At the turn of the century in 2000, the uncertainty of how to deal with an unwelcome destablizing realization was just beginning to be felt: “Whoops! I just realized that I’m going to live 30 more years. Whatever happened to retirement?” The early members of the boomer age wave were approaching their “unanticipated gift of longevity” at 55. We Silents already had had to figure something out if we were going to refuse to surrender to being “old, and invisible and useless” in the eyes of society. Fortunately 20 years later, longevity is no longer un-anticipated. The early Boomers have arrived at 75. Planning is essential and the maps for a productive and purposeful life are beginning to proliferate.

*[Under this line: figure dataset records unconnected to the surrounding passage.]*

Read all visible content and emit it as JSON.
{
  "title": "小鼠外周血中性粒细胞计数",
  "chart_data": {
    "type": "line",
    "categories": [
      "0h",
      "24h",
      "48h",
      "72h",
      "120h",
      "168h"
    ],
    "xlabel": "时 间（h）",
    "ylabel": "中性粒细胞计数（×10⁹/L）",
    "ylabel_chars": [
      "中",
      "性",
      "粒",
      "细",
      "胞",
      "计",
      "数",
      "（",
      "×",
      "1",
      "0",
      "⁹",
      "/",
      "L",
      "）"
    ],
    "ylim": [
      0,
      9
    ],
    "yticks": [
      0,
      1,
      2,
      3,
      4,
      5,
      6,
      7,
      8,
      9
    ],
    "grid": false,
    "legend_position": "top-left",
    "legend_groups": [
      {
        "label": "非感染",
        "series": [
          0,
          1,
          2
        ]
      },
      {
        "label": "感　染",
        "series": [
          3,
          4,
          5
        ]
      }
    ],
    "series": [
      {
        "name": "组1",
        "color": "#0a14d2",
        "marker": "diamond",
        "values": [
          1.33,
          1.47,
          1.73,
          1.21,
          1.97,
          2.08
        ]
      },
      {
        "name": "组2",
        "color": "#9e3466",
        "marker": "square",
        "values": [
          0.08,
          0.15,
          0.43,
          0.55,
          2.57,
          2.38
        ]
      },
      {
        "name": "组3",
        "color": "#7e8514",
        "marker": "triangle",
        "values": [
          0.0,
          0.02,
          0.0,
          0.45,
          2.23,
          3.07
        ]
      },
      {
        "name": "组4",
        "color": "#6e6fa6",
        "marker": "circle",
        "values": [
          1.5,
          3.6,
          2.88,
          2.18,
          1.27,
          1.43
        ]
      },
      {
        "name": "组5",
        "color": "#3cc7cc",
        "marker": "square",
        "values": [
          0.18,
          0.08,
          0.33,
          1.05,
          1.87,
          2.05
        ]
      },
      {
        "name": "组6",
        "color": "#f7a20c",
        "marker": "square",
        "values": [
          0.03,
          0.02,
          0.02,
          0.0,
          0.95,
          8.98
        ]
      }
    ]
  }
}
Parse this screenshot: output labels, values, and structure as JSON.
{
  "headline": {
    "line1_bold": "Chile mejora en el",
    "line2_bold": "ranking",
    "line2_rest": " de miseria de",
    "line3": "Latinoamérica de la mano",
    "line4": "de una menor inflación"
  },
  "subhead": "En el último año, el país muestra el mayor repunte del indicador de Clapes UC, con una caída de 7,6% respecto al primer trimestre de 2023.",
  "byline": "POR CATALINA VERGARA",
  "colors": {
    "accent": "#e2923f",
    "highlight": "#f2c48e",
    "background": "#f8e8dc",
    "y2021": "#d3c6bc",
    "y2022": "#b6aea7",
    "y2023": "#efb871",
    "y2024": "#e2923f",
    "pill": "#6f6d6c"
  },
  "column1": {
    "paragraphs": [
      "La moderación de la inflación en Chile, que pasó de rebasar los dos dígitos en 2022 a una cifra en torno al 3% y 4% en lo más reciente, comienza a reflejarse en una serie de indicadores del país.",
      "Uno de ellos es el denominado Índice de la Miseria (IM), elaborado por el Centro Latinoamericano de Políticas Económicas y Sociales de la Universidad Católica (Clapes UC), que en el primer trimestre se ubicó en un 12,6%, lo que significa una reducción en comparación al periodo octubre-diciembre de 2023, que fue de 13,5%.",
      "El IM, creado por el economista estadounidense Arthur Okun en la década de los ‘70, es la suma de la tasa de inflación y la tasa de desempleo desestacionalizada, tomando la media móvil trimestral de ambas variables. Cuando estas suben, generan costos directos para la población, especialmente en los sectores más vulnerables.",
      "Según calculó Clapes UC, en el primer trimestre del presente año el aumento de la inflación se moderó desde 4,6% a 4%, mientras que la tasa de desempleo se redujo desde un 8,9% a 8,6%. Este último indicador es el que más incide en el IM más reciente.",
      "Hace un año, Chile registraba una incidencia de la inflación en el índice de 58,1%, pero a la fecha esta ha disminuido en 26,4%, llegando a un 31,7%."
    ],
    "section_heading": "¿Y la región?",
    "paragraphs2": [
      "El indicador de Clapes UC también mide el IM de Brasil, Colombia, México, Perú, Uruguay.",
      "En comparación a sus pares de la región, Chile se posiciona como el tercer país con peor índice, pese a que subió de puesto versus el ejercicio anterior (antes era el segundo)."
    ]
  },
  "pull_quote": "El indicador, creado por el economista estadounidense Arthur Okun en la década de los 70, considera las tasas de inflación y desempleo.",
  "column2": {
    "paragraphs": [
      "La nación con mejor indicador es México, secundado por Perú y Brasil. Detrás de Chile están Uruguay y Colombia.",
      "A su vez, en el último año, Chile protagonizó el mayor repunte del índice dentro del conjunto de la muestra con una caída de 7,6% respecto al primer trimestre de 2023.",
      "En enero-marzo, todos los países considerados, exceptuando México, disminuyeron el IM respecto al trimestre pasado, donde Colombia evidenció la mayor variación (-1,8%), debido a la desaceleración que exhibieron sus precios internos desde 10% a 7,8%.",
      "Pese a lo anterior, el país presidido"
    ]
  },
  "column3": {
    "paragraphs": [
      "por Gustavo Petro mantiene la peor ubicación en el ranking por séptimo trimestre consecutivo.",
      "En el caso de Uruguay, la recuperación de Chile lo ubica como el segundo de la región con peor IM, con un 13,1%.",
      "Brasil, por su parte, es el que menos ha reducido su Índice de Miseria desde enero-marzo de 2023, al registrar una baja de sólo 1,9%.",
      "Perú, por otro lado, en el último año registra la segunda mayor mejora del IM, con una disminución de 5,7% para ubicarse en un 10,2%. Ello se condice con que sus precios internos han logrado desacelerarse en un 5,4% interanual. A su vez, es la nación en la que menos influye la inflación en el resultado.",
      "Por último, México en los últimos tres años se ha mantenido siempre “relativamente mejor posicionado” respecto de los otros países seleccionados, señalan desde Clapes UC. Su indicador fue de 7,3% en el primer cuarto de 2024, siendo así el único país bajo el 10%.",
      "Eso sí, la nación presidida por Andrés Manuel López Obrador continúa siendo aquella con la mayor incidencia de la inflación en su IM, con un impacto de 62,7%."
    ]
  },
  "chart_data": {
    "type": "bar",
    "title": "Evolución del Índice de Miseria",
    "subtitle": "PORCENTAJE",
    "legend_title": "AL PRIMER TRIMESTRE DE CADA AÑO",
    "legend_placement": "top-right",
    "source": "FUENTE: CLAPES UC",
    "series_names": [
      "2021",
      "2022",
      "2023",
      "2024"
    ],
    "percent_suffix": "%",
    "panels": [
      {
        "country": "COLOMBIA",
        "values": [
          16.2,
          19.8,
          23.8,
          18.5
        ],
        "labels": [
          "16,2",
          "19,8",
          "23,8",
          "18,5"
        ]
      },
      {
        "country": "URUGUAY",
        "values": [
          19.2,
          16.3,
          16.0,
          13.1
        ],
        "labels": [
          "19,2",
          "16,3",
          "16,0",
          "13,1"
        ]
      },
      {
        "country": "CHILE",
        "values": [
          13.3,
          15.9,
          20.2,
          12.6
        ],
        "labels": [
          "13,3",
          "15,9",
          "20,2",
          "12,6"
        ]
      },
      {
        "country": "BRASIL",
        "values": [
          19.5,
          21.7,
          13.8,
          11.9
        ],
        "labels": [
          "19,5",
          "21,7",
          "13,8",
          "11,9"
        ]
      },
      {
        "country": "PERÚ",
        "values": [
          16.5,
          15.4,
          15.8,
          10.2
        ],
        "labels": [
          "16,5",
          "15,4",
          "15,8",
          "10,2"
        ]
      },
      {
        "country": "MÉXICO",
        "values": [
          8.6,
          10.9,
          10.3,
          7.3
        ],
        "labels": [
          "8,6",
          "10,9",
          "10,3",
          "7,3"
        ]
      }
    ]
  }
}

The questions of my earlier years still guide me…What can I contribute with the time that remains to me? And how do I keep on keeping on with the tasks to fulfill my mother’s legacy to not leave a mess to my survivors?
And there are new questions. As a woman with no children whose siblings are scattered, I notice that my dear friend suffering from cognitive decline, has offered me one version of life’s ending, and, provoked a new query. “Who will take care of me?”
Another totally new awareness is that of a desire for younger people in my life. This came as a surprise, inviting the question: How can I be more inter-generationally involved? That inquiry is generating some experiments and exploration.
And so life goes on. In my life, at whatever age, new questions, new conversations and new experiments don’t stop. I hope for you the same.
May you have peace with whatever is ending for you during these crazy times. May you find the courage for whatever transitionary openings you choose to sense, feel and explore for yourself.